The preferred algae for use in the present invention is Schizochytrium but any other algae: 1. having a cell wall that is relatively indigestible in the rumen; 2. with a high amount of DHA and/or EPA by weight (e.g. greater than 10%); and 3. a high proportion of EPA plus DHA by weight of total fats (e.g. 20-50%) can be used in practicing the present invention. The percentage of algal cell walls that survive passage through the rumen of the intestine will vary depending on the contents of the rumen and the diet of each animal, however in general the majority of the omega-3 contents of the algae with relatively indigestible cell walls survive passage through the rumen. Algae that may be used in practicing method of the invention include for example; Phaedactylum tricornatum, Spirulina, Chlorella, Nannochloropsis, Monodus subterraneus, Crypthecodinium cohnii, Schizochytrium, Thraustochytrium aggregatum and Ulkenia sp. The algae may be administered as part of the daily feed ration (which can for example be corn, soy alfalfa, straw, wet grain distillers that are by products of the ethanol industry, barley or wheat). In many instances wheat and/or barley are preferred as the regular feedlot ration instead of corn. The algae may be presented in the standard feed ration in dry or wet form or formed and administered as a pellet. Column 7 of Table 1 presents the additional cost of the amount of algae fed for each protocol per pound of boned beef. In these calculations, for sake of simplification it is assumed that the 1400 pound steer will provide about 400 pounds of boned meat, and ground beef. To maximize the amount of omega 3s DHA plus EPA in the beef at 141 mg costs an additional $0.90 per pound of boned beef. In comparison, the most cost-effective protocol costs only an additional $0.15 per pound of boned beef, but supplies 81 mg of DHA and EPA compared to the 141 mg of the highest algae ration. In effect, for the maximum level of omega 3 s, the consumer will be asked to pay 6 times the additional cost to receive 74% more omega 3s.
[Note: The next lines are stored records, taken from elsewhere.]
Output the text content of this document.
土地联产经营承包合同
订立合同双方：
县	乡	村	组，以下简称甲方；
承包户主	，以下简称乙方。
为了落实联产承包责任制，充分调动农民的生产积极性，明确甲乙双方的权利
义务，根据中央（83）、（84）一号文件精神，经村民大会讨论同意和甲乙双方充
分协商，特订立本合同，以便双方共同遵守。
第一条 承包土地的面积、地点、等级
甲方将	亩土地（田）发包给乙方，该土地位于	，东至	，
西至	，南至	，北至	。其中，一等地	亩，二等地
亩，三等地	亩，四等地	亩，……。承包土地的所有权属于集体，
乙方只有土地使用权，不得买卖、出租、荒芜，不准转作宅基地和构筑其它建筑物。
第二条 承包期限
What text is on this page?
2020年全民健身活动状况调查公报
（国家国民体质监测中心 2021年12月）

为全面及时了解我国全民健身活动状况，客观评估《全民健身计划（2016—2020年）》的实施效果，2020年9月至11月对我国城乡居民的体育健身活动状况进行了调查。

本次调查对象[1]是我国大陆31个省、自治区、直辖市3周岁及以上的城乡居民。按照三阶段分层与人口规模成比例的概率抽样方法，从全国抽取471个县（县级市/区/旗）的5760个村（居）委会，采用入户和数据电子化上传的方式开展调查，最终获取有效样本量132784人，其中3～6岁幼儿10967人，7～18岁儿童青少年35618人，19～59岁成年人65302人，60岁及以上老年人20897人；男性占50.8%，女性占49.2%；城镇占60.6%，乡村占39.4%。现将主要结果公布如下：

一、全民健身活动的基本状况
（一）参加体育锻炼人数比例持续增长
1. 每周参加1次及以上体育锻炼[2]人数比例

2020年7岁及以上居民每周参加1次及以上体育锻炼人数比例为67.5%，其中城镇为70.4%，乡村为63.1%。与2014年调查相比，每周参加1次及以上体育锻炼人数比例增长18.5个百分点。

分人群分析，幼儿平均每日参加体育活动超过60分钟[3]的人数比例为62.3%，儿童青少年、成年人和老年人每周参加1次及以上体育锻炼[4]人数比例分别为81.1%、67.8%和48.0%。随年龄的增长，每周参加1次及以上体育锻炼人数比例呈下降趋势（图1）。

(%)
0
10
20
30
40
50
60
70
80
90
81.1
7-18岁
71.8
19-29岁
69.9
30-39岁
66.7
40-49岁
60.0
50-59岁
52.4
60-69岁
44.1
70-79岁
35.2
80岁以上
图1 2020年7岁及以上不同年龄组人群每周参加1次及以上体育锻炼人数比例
It is possible that some consumers will prefer to maximize the omega 3s in the beef they buy, and others will look for the most economic offering of a moderate increase in omega 3 s. The specific numbers in the examples provided above may be used generally to describe algae feeding protocols which are smaller and larger than the specific numbers disclosed. There are a near infinite number of algae feeding amounts between 0.05 lb. per day and 0.8 lb. per day that fall within the present invention.

The following working example illustrates that the strong cell walls in schizochytrium and nannochloropsis work to protect the omega-3 fatty acids inside the algae from release in the rumen where it would be hydrogenated and rendered useless in the small intestine.

Example

Three beef cattle were fed a standard ration of including corn, corn gluten, hay and minerals. A control animal was fed only the standard ration. In addition to the standard ration, a second animal received a slurry of 80% water and 20% nannochloropsis algae (equivalent to 0.2 pounds of algae per day) administered directly into the rumen of the intestine through a cannula. A third animal was fed the standard ration and also received 0.2 pounds of dry schizochytrium algae per day through a cannula directly into the rumen. The animals were fed for 8 days (from December 24 through January 1). December 23 is the day before doing began. On January 1 samples of intestinal solids and fluids were collected using a cannula and then analyzed for combined DHA and EPA content (as a percentage of omega-3 acids presenfj.The omega-3 acids in the rumen fluid are released from broken algal cells. The omega-3 acids in the rumen solids are the acid from intact algal cells that have not been broken. The results of the analysis are shown below in tabular form;

%DHA& EPA Rumen Fluid 12/23 12/29 1/1 control 13.2 12.5 10.2 nanno 14.4 16.5 17.3 schizo 16.4 14.2 14.8

%DHA & EPA Rumen Solid control 22.2 12.9 13.9 nanno 13.2 20.3 21.9 schizo 6.72 15.1 14.8

The results show that schizochytrium and nannochloropsis work in the method of the invention and that schizochytrium had a stronger cell wall than nannochloropsis that worked somewhat better to protect the omega-3 acids in the algae from release in the rumen.